It doesn’t look like much, but this piece of paper took centre stage in our experiment yesterday to measure the School’s longitude.
The paper was left in the garden on the hill with a stick pointing directly upwards where you can see the circle to the left of the page (click image below to enlarge). That stick cast a shadow, and at various times of the day the class and I marked the length of the shadow.
Drawing a curve through the points, we then measured where the curve was the shortest distance from the stick. This then told us the time where the sun was at its highest: solar noon.
Solar noon in Llanycefn yesterday was 1:15:45. We made it 1:17. This is a difference of 75 seconds! Not bad.
Solar noon in Greenwich yesterday (where the Prime Meridian (0 degrees) is) was 12:56:43.

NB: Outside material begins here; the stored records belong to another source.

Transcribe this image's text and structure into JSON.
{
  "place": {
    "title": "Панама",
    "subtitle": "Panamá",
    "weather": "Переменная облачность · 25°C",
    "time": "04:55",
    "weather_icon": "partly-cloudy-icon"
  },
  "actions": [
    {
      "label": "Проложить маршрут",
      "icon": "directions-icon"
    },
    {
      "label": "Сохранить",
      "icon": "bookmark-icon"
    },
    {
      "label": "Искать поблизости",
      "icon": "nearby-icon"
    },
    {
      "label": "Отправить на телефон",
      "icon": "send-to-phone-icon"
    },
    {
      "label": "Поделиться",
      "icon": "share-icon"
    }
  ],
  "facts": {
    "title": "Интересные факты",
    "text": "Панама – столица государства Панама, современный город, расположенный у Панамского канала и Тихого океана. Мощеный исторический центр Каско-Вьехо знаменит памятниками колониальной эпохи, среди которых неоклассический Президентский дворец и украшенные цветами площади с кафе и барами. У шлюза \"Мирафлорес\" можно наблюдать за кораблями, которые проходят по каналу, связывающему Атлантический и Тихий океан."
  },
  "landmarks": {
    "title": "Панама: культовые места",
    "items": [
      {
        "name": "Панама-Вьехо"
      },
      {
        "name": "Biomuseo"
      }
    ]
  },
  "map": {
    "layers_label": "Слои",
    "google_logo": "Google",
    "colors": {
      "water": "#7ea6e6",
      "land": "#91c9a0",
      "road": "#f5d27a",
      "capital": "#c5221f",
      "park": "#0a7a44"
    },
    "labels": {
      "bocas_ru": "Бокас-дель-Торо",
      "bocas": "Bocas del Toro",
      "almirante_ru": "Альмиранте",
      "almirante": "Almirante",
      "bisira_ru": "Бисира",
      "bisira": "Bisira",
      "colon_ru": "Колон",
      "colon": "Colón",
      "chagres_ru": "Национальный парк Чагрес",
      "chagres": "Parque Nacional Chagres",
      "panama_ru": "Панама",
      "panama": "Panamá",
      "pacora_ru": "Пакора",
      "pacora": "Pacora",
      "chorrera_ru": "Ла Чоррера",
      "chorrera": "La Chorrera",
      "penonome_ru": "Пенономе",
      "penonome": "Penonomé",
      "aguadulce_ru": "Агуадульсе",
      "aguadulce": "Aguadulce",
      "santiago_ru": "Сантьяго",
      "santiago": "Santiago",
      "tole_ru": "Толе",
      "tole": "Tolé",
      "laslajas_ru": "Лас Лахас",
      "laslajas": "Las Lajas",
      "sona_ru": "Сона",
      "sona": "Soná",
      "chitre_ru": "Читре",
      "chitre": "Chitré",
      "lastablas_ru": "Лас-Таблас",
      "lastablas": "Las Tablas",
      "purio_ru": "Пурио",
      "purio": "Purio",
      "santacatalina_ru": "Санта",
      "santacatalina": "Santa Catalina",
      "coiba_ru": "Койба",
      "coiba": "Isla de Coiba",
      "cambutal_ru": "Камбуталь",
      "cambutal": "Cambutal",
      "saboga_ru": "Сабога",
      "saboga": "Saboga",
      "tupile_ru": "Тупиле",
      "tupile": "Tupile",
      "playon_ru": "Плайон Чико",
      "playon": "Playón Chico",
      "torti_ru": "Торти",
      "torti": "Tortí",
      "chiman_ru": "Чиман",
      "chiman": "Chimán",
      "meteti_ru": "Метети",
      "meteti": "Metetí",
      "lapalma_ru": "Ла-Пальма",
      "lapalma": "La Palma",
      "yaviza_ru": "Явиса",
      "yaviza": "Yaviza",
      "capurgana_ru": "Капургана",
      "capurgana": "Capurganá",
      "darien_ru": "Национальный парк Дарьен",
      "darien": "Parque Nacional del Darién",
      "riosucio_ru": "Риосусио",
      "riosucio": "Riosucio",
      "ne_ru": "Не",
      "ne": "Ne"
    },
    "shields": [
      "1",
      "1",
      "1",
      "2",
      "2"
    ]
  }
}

The difference between solar noon in Greenwich and in Llanycefn (by our measurements) yesterday was 20.25 minutes. As the earth rotates 15 degrees every hour, 20.25 minutes means that from the time the sun was highest in Greenwich to solar noon in Llanycefn, the Earth turned 5.0625 degrees, giving Llanycefn a longitude of 5.0625 degrees west. Llanycefn’s actual longitude is 4.7890 degrees west, meaning our measurements were out by approximately one third of a degree. Pretty accurate really for a scruffy bit of paper!
All of this helped me to explain how HMS Beagle was surveying the South American continent in 1831, collecting longitude measurements using 22 chronometers onboard. It supported map-making, and has given some context as to why Charles Darwin was collecting flora and fauna in the southern hemisphere prior to writing The Origin of Species.